Mike Oldfield : Leçon de cloche
Musique

Mike Oldfield : Leçon de cloche

Depuis qu’elle s’est constitué un petit passé bien frais, et un capital en bourse bien lourd, la musique populaire adore les commémorations. Depuis quelques semaines, c’est le vingt-cinquième anniversaire du Tubular Bells de MIKE OLDFIELD que l’on célèbre.

Richard Branson, l’homme qui fonda le label Virgin et bâtit tout un empire financier sur les profits de l’album, tandis que le petit Mike claquait sa première dépression nerveuse, ne vous a pas invité à fêter sur son île du Pacifique? Consolons-nous, fervents consommateurs, on ne nous a pas oubliés. Voici qu’inopinément (sic) les bandes maîtresses de l’ouvrage sont réapparues et qu’on en a tiré une édition limitée, remixée, cartonnée et tout et tout.

Cette réédition anniversaire se vend à un prix scandaleux. Que celui qui ne s’est jamais endormi là-dessus, un pétard entre les dents, me jette la première pierre, je l’ai achetée.

Qu’auront les fans – pour plus de quarante-cinq dollars? Un simple petit DC collé sur dix petites pages de photos fades, autant d’un texte, bien mince, parfois intéressant, et une invitation à acheter le livre The Making of Tubular Bells pour quelques dollars de plus. Rien sur les six mois de construction de l’album, les idées développées par le technicien Tom Newman, sur les compromis imposés à Oldfield, sur d’éventuelles prises inédites.

Ne boudons pas tout de suite notre plaisir. Nul ne peut nier que bien que surentendue et décousue, l’ouvre, historiquement du moins, demeure majeure ne serait-ce que parce qu’on en a vendu une tonne. Parce qu’elle annonce les premiers balbutiements de cette musique dite «progressive» dont les Anglais seront les champions durant quinze ans ou parce que sa structure mélodique évolutive évoque la musique classique, comme ses boucles sonores évoquent Ligetti, et ses constantes références au folklore anglais: Vaughn Williams. N’exagérons pas non plus. Oldfield est un grand guitariste, mais Tubular Bells, tout amateur vous le dira, n’est même pas ce qu’il fit de mieux.
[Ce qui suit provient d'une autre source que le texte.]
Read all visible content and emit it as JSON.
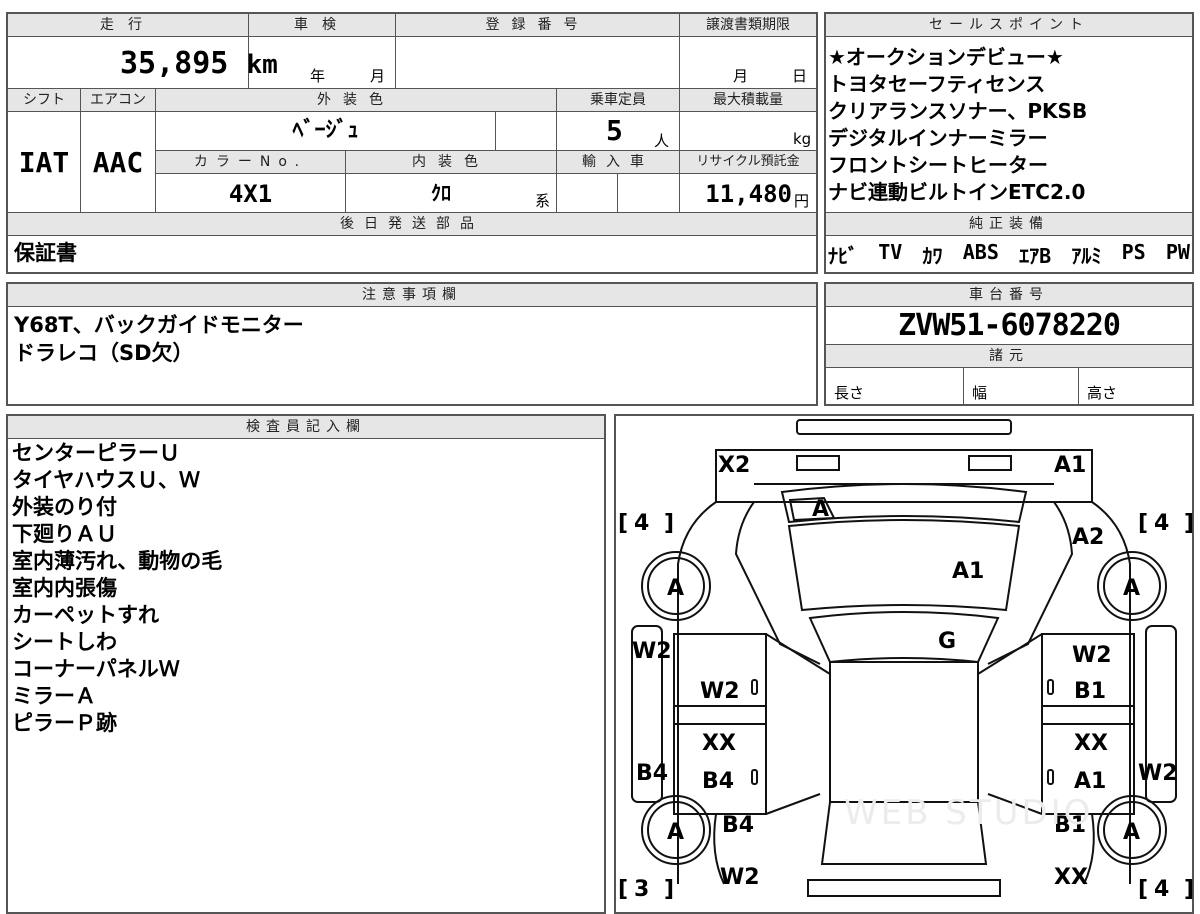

S’il ne brille pas par sa présentation, ce petit téflon doré, remixé pour la première fois à partir de la bande usée à la corde par 2 000 doublages et des centaines d’épissures faites à la bonne vieille lame de rasoir, une fois filtré et débarrassé de sa statique, révélera peut-être quelque chose de neuf. Les machines chauffent. Le disque est lancé sur le thème de L’Exorciste qu’Oldfield a eu le mauvais goût de reprendre en 1996 sur un horrible Tubular Bells II. Après des débuts parfaitement similaires, lorsque le seize pistes original est saturé de sons, ce pressage offre effectivement plus de grain dans les cordes, des percussions plus claires, des basses moins traînantes et un registre dynamique plus large. Pas de quoi fouetter un chat… Deuxième mouvement, on entend Oldfield respirer à travers le micro de ses instruments acoustiques… Les sonorités très floues de guitare et de mandoline qui suivent l’insupportable chant morbide et précèdent la petite danse anglaise ironique sont, durant six minutes, d’une justesse inoubliable. On s’est, paraît-il, particulièrement appliqué sur ce beau passage initialement détérioré. Pour le reste, rien de neuf. Pas de seconde harmonique révélée, ou de nouvelles subtilités sonores issues de cet enregistrement. Pas une note singulière. Nous sommes loin des révélations provoquées, par exemple, par la réédition du Kind of blue de Miles Davis ou des remixages de Presley. Que les amateurs se rassurent il n’y a pas plus de raisons fondamentales de jeter sa petite galette à 10.99 $ que d’acheter cette édition dite «limitée» dont on ignore jusqu’au tirage. Que cette commémoration empeste le coup de fric n’a rien d’étonnant, mais à ce point-là c’en est presque gênant.